Looking ahead, the USD direction and the extent of the slowdown in global economic activity will be the main factors driving AUD. This week, the U.S. August CPI should show an easing in annual U.S. inflation from 8.5% to 8.1%, with an accompanying decline in U.S. inflation expectations, as surveyed by the University of Michigan. It is possible U.S. inflation peaked in June at 9.1% (YoY).
AUD/EUR
AUD/EUR remained under downward pressure over the course of last week, before regaining some lost ground on Friday, to close the week at 0.6812. Both the RBA and the ECB lifted interest rates by 50bpts and 75bpts respectively.
However, over the course of the week, RBA Governor Phil Lowe suggested that “the case for a slower pace of increase in interest rates becomes stronger as the level of the cash rate rises.” While the ECB provided almost the opposite guidance, stating that it “expects to raise interest rates further”,
implying large rate rises. The overnight index (OIS) interest rate market pricing is indicating a 60bpts rate rise at the next 27 October ECB meeting, and another 51bpts priced for the 15 December ECB meeting. Pricing for the ECB’s deposit rate is now as high as 2.50% by mid-2023.

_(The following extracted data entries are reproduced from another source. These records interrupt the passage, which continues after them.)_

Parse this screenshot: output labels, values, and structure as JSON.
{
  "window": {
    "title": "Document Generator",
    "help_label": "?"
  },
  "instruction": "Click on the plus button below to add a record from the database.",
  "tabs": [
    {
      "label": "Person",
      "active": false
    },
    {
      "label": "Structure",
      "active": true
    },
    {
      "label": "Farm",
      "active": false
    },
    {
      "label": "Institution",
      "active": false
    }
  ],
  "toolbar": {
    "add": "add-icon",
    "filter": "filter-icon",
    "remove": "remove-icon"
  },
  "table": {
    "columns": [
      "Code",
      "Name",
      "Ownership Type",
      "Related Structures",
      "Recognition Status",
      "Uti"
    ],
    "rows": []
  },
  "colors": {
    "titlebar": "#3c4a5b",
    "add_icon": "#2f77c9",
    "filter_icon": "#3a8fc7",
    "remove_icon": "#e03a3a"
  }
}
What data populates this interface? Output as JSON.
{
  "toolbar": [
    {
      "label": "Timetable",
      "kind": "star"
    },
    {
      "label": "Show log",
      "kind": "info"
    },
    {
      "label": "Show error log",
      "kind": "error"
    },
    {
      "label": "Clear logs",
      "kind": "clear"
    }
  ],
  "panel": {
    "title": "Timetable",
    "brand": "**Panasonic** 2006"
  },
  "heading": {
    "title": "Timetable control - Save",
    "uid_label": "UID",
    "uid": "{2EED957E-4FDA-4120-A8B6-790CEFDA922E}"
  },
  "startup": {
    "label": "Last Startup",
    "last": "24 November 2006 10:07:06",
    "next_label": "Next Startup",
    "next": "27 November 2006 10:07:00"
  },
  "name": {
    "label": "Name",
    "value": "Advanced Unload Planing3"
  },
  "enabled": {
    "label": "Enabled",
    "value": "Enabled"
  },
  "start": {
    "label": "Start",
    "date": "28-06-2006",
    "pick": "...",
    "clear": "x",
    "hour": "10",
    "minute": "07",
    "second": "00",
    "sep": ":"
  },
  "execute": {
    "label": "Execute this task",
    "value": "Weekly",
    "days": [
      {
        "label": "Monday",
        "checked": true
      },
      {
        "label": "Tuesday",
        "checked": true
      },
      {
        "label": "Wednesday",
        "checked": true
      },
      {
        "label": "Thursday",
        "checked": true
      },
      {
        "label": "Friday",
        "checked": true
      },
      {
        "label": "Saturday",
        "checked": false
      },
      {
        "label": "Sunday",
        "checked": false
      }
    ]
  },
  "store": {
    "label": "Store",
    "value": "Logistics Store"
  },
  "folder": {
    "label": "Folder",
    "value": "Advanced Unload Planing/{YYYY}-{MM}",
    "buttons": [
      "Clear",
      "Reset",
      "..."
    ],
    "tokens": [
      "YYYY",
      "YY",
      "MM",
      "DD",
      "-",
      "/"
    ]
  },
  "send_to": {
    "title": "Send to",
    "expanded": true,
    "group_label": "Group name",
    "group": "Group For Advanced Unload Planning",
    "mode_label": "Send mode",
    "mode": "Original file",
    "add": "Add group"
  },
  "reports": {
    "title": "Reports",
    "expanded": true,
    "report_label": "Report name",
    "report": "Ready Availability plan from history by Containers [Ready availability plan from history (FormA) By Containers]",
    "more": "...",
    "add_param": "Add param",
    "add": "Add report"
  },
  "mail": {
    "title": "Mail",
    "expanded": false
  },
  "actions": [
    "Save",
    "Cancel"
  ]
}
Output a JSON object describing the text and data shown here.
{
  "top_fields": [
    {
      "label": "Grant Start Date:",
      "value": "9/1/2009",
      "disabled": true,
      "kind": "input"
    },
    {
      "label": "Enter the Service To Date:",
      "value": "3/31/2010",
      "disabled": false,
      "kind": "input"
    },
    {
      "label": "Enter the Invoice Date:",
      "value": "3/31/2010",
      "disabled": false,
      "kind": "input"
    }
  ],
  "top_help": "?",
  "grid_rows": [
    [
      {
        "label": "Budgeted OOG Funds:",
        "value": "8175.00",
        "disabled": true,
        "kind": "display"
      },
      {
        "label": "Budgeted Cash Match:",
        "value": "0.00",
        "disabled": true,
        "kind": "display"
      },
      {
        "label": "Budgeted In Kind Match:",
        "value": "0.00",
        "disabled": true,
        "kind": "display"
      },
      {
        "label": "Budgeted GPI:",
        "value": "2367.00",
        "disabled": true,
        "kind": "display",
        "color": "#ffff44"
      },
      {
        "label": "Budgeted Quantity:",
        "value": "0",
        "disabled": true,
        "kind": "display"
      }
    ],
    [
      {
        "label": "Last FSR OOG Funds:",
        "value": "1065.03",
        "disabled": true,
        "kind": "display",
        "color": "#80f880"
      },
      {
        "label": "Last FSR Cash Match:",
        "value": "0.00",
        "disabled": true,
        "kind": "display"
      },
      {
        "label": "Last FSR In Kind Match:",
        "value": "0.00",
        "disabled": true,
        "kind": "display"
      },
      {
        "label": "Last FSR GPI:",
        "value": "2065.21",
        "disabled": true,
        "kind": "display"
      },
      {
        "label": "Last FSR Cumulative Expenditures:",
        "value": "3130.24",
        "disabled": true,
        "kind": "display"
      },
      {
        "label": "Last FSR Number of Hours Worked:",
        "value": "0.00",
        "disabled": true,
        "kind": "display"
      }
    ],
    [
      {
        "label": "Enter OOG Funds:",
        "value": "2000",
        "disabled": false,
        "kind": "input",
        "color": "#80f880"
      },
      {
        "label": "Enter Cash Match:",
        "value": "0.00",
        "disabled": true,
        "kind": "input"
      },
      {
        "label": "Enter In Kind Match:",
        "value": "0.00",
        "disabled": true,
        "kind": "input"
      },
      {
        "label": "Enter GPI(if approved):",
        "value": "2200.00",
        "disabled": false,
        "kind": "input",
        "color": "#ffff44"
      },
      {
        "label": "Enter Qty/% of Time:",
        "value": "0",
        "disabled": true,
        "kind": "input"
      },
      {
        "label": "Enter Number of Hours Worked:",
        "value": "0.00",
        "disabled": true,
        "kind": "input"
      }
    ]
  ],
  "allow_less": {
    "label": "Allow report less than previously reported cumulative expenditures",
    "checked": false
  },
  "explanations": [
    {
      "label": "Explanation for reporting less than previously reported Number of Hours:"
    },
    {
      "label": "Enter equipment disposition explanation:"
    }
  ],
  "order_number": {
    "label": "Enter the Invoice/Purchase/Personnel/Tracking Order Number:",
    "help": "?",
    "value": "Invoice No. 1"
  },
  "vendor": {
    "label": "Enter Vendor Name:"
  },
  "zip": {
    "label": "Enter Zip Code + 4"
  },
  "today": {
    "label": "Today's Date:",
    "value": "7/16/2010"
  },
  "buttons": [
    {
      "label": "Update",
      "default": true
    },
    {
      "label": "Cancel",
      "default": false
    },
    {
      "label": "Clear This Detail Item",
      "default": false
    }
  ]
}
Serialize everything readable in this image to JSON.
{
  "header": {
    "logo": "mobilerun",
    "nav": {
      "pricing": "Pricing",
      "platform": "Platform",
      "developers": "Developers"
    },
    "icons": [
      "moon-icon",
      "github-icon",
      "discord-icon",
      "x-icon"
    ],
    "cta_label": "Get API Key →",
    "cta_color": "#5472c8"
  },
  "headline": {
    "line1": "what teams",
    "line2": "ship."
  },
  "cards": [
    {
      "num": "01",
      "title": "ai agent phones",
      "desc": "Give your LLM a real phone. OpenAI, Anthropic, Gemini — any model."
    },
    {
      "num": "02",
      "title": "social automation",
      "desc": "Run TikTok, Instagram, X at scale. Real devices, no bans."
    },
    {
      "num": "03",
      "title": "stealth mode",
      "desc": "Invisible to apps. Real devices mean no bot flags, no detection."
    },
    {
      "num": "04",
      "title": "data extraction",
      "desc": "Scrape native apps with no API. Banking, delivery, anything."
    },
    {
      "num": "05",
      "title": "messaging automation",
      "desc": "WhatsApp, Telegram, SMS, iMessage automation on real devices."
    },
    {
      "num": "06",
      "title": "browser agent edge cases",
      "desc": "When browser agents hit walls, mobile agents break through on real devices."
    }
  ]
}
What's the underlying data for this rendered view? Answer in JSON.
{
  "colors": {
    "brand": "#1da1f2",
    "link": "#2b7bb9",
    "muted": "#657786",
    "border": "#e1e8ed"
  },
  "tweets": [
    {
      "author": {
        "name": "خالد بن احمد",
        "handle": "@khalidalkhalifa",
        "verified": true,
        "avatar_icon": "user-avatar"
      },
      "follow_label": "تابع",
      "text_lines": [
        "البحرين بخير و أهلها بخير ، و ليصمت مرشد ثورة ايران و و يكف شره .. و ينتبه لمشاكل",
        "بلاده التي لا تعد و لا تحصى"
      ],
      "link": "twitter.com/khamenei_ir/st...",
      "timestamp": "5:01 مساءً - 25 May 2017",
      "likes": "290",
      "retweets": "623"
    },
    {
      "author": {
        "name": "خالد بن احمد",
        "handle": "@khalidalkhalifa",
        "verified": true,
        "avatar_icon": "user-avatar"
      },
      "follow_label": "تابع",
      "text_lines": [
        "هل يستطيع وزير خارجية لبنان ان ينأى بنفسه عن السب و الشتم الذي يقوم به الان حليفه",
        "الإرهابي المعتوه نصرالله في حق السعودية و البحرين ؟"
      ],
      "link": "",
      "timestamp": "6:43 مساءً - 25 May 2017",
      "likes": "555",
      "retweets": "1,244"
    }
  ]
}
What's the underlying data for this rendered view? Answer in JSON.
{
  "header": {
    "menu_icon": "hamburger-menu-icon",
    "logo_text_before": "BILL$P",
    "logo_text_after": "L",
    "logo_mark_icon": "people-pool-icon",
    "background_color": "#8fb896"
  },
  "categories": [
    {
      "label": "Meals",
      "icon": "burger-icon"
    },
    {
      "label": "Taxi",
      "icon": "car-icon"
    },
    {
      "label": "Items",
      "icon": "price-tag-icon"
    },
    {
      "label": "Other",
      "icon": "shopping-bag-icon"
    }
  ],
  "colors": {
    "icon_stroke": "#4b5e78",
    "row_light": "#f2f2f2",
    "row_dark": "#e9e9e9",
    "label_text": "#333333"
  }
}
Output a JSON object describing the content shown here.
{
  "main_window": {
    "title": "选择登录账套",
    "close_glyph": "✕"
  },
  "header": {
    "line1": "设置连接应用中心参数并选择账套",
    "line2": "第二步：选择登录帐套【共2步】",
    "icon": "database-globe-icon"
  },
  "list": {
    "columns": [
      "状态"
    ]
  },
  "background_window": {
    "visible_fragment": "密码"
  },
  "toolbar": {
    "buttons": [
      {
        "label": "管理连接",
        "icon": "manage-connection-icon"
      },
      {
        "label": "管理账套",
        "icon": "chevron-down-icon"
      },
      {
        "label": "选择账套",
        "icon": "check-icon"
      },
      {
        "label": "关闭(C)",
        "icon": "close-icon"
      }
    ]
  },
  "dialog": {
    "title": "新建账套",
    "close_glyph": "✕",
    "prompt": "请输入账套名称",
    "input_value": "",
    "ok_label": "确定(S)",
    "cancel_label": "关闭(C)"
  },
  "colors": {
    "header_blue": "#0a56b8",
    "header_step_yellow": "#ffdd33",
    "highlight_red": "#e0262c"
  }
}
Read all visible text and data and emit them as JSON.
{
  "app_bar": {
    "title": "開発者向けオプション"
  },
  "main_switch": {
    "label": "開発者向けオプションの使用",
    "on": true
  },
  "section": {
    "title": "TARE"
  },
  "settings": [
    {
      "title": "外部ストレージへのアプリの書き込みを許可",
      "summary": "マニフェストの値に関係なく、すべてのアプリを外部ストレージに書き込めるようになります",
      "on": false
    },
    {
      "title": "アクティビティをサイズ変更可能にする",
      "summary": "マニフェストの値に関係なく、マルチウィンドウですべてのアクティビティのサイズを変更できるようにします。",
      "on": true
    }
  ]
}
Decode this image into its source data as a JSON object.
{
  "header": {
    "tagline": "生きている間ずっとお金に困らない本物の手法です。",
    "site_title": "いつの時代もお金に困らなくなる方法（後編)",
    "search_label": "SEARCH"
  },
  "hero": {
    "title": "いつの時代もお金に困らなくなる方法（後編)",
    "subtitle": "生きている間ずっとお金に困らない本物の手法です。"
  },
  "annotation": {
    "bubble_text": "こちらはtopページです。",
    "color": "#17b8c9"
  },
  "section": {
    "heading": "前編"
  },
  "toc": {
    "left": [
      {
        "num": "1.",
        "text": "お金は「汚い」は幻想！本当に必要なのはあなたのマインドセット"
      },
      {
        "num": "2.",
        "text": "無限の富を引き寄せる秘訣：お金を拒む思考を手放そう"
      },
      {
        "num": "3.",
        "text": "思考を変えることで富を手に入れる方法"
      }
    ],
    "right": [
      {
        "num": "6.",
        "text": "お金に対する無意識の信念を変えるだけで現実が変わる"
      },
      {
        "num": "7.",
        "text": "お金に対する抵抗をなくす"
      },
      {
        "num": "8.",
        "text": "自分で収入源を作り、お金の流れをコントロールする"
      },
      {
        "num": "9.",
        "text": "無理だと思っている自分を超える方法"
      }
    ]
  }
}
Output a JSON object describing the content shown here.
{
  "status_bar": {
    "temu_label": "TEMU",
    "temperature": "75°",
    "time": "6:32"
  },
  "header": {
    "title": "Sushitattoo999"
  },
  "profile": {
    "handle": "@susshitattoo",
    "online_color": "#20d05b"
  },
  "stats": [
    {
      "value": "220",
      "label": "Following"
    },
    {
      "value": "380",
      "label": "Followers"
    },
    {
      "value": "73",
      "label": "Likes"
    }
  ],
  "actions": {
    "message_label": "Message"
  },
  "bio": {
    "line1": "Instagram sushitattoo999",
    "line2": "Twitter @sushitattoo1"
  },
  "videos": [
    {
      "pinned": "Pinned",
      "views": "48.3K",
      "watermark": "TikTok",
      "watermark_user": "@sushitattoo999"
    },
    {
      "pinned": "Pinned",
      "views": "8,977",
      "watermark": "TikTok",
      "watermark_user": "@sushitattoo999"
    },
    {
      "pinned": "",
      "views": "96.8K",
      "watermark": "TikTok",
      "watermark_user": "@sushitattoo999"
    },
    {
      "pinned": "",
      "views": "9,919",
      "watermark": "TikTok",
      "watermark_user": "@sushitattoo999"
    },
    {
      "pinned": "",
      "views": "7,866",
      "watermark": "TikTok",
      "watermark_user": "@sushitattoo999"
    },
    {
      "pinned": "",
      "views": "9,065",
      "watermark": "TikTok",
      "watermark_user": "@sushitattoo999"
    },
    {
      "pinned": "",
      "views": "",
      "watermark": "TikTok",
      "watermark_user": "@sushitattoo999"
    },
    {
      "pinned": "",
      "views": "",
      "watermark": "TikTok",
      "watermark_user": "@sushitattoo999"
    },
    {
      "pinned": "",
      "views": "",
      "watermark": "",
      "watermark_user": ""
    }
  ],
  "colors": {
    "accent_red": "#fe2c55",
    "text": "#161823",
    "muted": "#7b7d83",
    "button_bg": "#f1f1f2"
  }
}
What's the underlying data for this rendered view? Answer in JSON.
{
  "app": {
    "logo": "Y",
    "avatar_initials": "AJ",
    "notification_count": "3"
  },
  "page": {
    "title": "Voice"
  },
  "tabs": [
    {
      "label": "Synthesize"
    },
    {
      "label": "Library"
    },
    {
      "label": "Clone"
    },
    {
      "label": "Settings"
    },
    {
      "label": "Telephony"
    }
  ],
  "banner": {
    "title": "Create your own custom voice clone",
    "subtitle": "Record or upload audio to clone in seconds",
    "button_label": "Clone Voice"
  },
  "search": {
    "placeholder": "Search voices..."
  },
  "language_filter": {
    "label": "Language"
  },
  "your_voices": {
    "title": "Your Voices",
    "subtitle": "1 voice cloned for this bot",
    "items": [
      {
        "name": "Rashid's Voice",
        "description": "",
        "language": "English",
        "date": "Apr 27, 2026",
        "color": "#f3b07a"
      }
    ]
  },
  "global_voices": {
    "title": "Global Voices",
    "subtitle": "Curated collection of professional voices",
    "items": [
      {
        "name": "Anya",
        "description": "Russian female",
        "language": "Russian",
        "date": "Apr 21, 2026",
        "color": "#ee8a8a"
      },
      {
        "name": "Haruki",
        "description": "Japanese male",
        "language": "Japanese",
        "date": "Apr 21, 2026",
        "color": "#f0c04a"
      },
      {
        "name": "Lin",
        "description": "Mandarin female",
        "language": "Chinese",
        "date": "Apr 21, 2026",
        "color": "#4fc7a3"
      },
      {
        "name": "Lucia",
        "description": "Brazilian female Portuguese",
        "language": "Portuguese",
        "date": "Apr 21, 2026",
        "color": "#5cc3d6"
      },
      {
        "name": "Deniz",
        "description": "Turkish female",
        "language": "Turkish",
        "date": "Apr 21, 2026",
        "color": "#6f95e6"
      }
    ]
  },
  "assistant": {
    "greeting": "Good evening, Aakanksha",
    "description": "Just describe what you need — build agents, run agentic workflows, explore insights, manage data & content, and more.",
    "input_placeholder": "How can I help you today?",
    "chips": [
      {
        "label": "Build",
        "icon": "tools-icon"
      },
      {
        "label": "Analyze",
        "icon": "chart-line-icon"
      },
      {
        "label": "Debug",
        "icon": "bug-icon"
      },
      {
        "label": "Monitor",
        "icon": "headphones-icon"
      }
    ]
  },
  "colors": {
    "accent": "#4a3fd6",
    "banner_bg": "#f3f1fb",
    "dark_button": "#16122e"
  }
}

EUR/USD is also likely to undergo some temporary appreciation courtesy of some FX portfolio reshuffling by major central bank FX reserve managers. This is because the ECB have made a policy decision to allow government deposits held at the ECB to (temporarily) earn interest until 30 April 2023. In the past, government deposits at the ECB had a “remuneration ceiling of 0% regardless of the ECB’s deposit rate.”
The ECB have decided to temporarily remove the 0.0% interest rate ceiling for renumeration of government deposits, to “prevent an abrupt outflow of (EUR) deposits into the market at a time when some segments of the euro area repo markets are showing signs of collateral scarcity, and will allow for an in-depth assessment of how money markets are adjusting to the return to positive interest rates.”
The importance of this policy change by the ECB change should not be under-estimated because global central bank (ie. government deposits of) FX reserves total US$12.5 trillion (or US$11.7 trillion in “allocated reserves”). Of which, EUR is currently known to be around US$2.3 trillion (19.6%), and the USD around US$6.9 trillion (58.9%) as at Q1 2022.
The ramifications are that the temporary buying of EUR, could generate some headwinds to AUD/EUR upside.